Opening up industry opportunities
Every stakeholder stands to profit when pharmaceutical firms and other health-care corporations higher understand societal needs and might goal their treatments appropriately, Celi says.
“We’d like to bring to the table the vendors of electronic health records and the medical device manufacturers, in addition to the pharmaceutical firms,” he explains. “They should be more aware of the disparities in the way in which that they perform their research. They should have more investigators representing underrepresented groups of individuals, to offer that lens to give you higher designs of health products.”

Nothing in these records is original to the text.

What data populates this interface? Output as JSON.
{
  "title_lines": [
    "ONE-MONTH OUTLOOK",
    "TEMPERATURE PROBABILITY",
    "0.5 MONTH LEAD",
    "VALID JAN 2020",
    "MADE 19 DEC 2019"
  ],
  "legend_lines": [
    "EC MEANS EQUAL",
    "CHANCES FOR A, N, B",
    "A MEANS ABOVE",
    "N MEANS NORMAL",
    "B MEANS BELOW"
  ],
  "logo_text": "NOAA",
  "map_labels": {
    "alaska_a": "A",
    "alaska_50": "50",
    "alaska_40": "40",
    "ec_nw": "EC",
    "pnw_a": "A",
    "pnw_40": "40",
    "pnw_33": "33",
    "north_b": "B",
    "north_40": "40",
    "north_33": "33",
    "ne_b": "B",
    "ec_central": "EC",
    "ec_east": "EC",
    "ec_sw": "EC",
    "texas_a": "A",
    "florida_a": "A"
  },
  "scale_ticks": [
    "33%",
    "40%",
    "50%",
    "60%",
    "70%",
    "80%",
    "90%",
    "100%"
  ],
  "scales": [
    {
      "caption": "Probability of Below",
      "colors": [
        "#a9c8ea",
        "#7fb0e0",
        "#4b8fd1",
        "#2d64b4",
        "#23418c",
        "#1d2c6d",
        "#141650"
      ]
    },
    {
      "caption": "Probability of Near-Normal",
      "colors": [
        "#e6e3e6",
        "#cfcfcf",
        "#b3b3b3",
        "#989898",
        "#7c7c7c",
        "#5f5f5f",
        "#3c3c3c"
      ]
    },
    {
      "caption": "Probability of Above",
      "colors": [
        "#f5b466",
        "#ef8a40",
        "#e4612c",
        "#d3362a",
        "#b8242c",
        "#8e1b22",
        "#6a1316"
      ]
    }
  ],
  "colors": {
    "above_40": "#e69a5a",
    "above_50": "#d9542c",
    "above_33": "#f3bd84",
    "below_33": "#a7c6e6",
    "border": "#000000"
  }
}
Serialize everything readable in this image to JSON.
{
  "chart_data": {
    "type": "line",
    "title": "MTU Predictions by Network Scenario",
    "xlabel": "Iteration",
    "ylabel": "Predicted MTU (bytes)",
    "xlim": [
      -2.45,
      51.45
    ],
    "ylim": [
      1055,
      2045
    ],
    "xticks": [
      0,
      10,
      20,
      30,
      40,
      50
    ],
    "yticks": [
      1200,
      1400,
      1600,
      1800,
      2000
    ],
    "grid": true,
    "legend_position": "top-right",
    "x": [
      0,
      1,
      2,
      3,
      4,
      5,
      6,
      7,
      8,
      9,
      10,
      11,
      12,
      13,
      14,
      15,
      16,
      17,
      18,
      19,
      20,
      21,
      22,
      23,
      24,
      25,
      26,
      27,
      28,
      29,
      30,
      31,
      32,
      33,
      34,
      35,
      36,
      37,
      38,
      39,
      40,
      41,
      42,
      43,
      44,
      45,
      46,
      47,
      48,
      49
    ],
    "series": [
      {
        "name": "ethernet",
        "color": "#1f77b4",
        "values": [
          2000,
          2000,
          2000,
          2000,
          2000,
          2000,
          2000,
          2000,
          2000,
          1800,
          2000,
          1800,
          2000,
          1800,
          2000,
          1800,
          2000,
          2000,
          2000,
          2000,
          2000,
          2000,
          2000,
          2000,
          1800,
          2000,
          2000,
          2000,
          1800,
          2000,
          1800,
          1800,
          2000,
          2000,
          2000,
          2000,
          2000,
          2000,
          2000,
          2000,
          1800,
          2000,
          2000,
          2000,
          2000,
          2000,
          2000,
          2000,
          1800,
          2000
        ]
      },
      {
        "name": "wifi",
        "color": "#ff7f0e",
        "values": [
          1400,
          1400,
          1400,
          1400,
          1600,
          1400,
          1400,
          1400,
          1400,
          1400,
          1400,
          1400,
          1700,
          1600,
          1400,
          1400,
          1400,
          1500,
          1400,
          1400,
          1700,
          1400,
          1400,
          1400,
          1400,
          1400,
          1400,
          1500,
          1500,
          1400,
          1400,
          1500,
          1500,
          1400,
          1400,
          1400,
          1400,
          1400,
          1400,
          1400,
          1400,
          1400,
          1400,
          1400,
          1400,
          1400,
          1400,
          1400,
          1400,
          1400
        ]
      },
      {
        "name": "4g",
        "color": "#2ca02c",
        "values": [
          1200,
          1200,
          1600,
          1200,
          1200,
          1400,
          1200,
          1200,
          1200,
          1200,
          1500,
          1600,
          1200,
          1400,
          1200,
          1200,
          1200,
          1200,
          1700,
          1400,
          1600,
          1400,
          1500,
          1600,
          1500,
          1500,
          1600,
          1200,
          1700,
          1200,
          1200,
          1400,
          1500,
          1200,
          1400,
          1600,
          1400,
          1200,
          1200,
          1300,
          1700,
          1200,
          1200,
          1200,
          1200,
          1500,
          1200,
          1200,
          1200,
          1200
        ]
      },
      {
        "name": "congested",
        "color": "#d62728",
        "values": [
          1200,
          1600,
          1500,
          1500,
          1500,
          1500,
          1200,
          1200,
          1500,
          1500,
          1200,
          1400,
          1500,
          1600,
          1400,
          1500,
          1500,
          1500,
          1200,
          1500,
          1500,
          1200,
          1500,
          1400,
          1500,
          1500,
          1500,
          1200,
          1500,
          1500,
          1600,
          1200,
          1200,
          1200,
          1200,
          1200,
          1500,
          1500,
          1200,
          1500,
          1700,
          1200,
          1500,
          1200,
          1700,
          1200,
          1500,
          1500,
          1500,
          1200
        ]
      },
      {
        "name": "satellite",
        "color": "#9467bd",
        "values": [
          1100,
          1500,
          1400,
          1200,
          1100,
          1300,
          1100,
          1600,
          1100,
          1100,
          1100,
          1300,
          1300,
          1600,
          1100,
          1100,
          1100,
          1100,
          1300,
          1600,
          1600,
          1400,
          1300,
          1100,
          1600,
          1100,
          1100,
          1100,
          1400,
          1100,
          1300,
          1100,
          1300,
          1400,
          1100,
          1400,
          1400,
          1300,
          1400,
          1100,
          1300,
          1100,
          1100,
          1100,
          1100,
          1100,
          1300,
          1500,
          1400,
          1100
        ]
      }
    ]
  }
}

Corporations may gain advantage by sharing results from their clinical trials, and will immediately see these potential advantages by participating in datathons, Celi says. “They might really witness the magic that happens when that data is curated and analyzed by students and clinicians with different backgrounds from different countries. So we’re calling out our partners within the pharmaceutical industry to prepare these events with us!”